Coral Restoration in St. Croix

Ocean First   Jul 05, 2022

We hear a lot of doom and gloom stories about how the ocean's coral populations are in serious trouble due to climate change. The good news is that there are a lot of people working hard to fight back against the odds and help restore the coral, including the people at the Coral Restoration Foundation (CRF) in St. Croix. In May of 2018, Ocean First and a group of divers led by Mark Duvall traveled to the Caribbean island to put their scuba skills to use doing hands-on volunteer work for CRF.

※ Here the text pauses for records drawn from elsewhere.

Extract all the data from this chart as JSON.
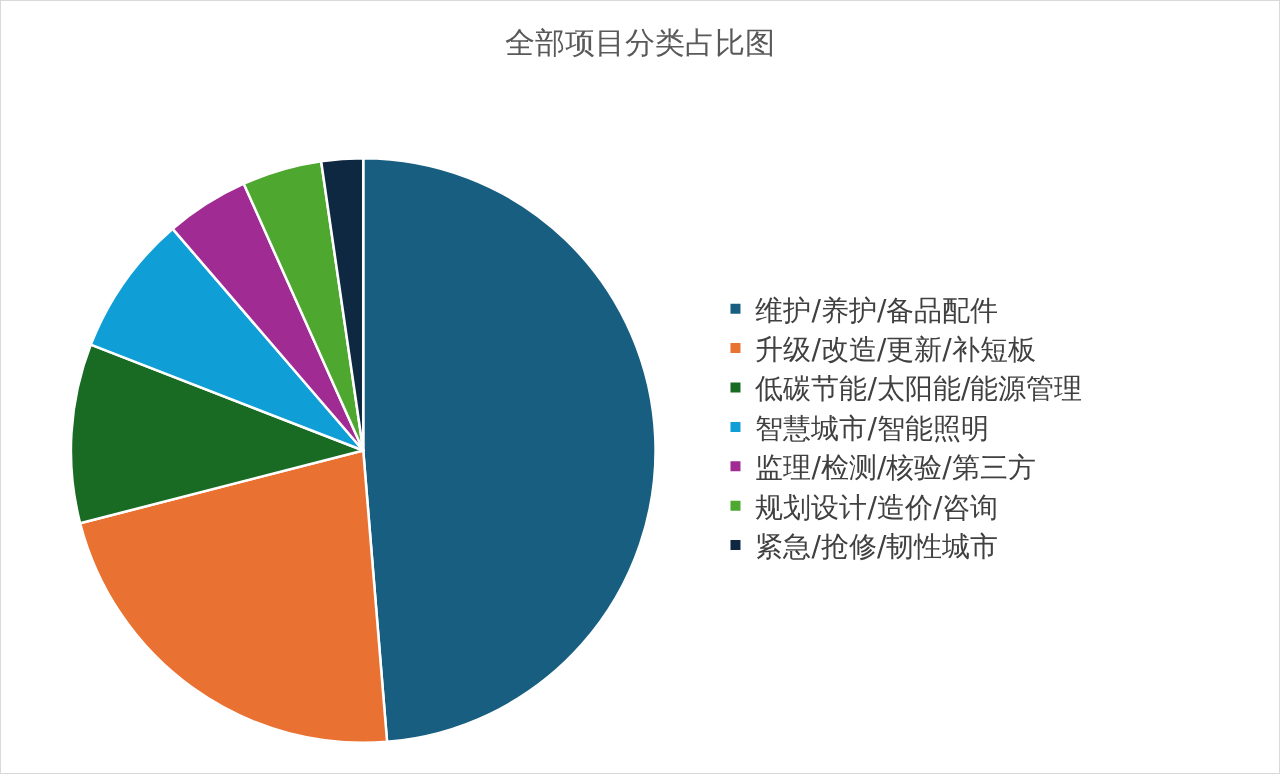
{
  "chart_data": {
    "type": "pie",
    "title": "全部项目分类占比图",
    "categories": [
      "维护/养护/备品配件",
      "升级/改造/更新/补短板",
      "低碳节能/太阳能/能源管理",
      "智慧城市/智能照明",
      "监理/检测/核验/第三方",
      "规划设计/造价/咨询",
      "紧急/抢修/韧性城市"
    ],
    "values": [
      48.7,
      22.3,
      9.9,
      7.8,
      4.6,
      4.4,
      2.3
    ],
    "colors": [
      "#175e80",
      "#e97132",
      "#196b24",
      "#0f9ed5",
      "#a02b93",
      "#4ea72e",
      "#0e2841"
    ],
    "legend": "right"
  }
}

Propagating coral is a lot like propagating plants: when done correctly, living coral can be fragmented into smaller pieces that are able to grow into independent coral colonies. Eventually, these colonies can be transplanted on a reef and will continue to naturally spawn. This method shaves years off the amount of time restoration takes to happen naturally, and helps kick-start a reef's recovery process.

As you can imagine, this process takes a lot of manpower, which is where volunteer divers like the ones from Ocean First come in. The type of work depends on the season and water temperature. For example, coral are actually transplanted when the water is cold cooler around 78 degrees, but when the water is warm 80 degrees and above, the coral are best left alone and instead need help keeping the algae at bay.

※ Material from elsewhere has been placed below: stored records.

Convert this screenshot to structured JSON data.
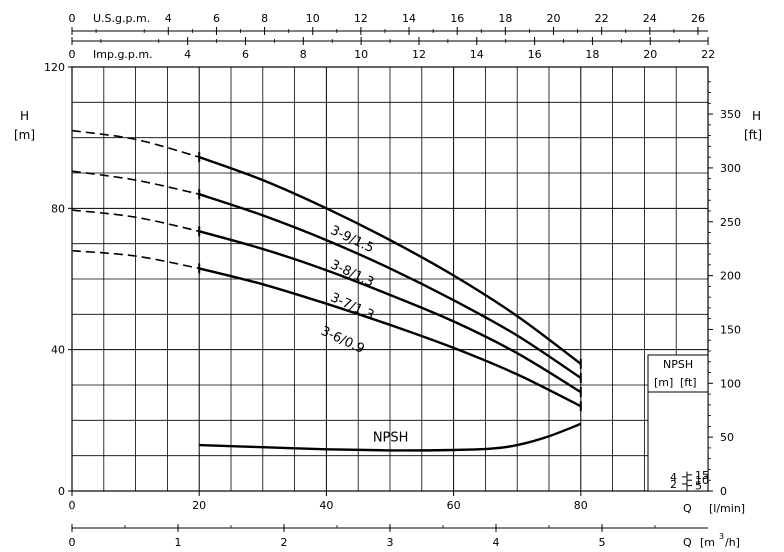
{
  "chart_data": {
    "type": "line",
    "x_unit": "Q [l/min]",
    "xlim": [
      0,
      100
    ],
    "x_ticks": [
      0,
      20,
      40,
      60,
      80
    ],
    "x_tick_labels": [
      "0",
      "20",
      "40",
      "60",
      "80"
    ],
    "x_label_parts": {
      "q": "Q",
      "unit_left": "[l/min]"
    },
    "x2_axis": {
      "unit": "m3/h",
      "label_q": "Q",
      "label_open": "[m",
      "label_sup": "3",
      "label_close": "/h]",
      "ticks": [
        0,
        1,
        2,
        3,
        4,
        5
      ],
      "tick_labels": [
        "0",
        "1",
        "2",
        "3",
        "4",
        "5"
      ]
    },
    "top_axis_usgpm": {
      "label": "U.S.g.p.m.",
      "ticks": [
        0,
        4,
        6,
        8,
        10,
        12,
        14,
        16,
        18,
        20,
        22,
        24,
        26
      ],
      "tick_labels": [
        "0",
        "4",
        "6",
        "8",
        "10",
        "12",
        "14",
        "16",
        "18",
        "20",
        "22",
        "24",
        "26"
      ]
    },
    "top_axis_impgpm": {
      "label": "Imp.g.p.m.",
      "ticks": [
        0,
        4,
        6,
        8,
        10,
        12,
        14,
        16,
        18,
        20,
        22
      ],
      "tick_labels": [
        "0",
        "4",
        "6",
        "8",
        "10",
        "12",
        "14",
        "16",
        "18",
        "20",
        "22"
      ]
    },
    "y_axis": {
      "label": "H",
      "unit": "[m]",
      "ylim": [
        0,
        120
      ],
      "ticks": [
        0,
        40,
        80,
        120
      ],
      "tick_labels": [
        "0",
        "40",
        "80",
        "120"
      ]
    },
    "y2_axis": {
      "label": "H",
      "unit": "[ft]",
      "ticks": [
        0,
        50,
        100,
        150,
        200,
        250,
        300,
        350
      ],
      "tick_labels": [
        "0",
        "50",
        "100",
        "150",
        "200",
        "250",
        "300",
        "350"
      ]
    },
    "grid": true,
    "series": [
      {
        "name": "3-9/1.5",
        "dashed_points": [
          [
            0,
            102
          ],
          [
            10,
            99.5
          ],
          [
            20,
            94.5
          ]
        ],
        "points": [
          [
            20,
            94.5
          ],
          [
            30,
            88
          ],
          [
            40,
            80
          ],
          [
            50,
            71
          ],
          [
            60,
            61
          ],
          [
            70,
            49.5
          ],
          [
            80,
            36
          ]
        ]
      },
      {
        "name": "3-8/1.3",
        "dashed_points": [
          [
            0,
            90.5
          ],
          [
            10,
            88
          ],
          [
            20,
            84
          ]
        ],
        "points": [
          [
            20,
            84
          ],
          [
            30,
            78
          ],
          [
            40,
            71
          ],
          [
            50,
            63
          ],
          [
            60,
            54
          ],
          [
            70,
            44
          ],
          [
            80,
            32
          ]
        ]
      },
      {
        "name": "3-7/1.3",
        "dashed_points": [
          [
            0,
            79.5
          ],
          [
            10,
            77.5
          ],
          [
            20,
            73.5
          ]
        ],
        "points": [
          [
            20,
            73.5
          ],
          [
            30,
            68.5
          ],
          [
            40,
            62.5
          ],
          [
            50,
            55.5
          ],
          [
            60,
            48
          ],
          [
            70,
            39
          ],
          [
            80,
            28
          ]
        ]
      },
      {
        "name": "3-6/0.9",
        "dashed_points": [
          [
            0,
            68
          ],
          [
            10,
            66.5
          ],
          [
            20,
            63
          ]
        ],
        "points": [
          [
            20,
            63
          ],
          [
            30,
            58.5
          ],
          [
            40,
            53
          ],
          [
            50,
            47
          ],
          [
            60,
            40.5
          ],
          [
            70,
            33
          ],
          [
            80,
            24
          ]
        ]
      },
      {
        "name": "NPSH",
        "points": [
          [
            20,
            13
          ],
          [
            30,
            12.4
          ],
          [
            40,
            11.8
          ],
          [
            50,
            11.5
          ],
          [
            60,
            11.6
          ],
          [
            66,
            12
          ],
          [
            70,
            13
          ],
          [
            75,
            15.5
          ],
          [
            80,
            19
          ]
        ]
      }
    ],
    "npsh_inset": {
      "title": "NPSH",
      "unit_m": "[m]",
      "unit_ft": "[ft]",
      "m_ticks": [
        2,
        4
      ],
      "m_tick_labels": [
        "2",
        "4"
      ],
      "ft_ticks": [
        5,
        10,
        15
      ],
      "ft_tick_labels": [
        "5",
        "10",
        "15"
      ]
    }
  }
}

After an orientation classes with Lisa, our volunteer divers were set off to task cleaning the coral trees with brushes, 3m scrubber pads and picks.

In between these volunteer diving sessions, our divers had the chance to fit in some recreational dives. During these dives the volunteers were able to see many places where the corals had been reestablished and were growing at a very rapid rate. They were also able to see large numbers of sharks, wrecks and turtles. While diving, they witnessed the destruction of last year's hurricanes and the devastation it caused for the reefs, which only reinforced the importance of the work being done at CRF.

The experience with the coral restoration work was incredibly positive and empowering for everyone involved, and this is just the start. We plan to regularly return to the site and check in on the coral we help reestablish, which will give us the unique opportunity to measure the real impact that a group of divers can have on the ocean.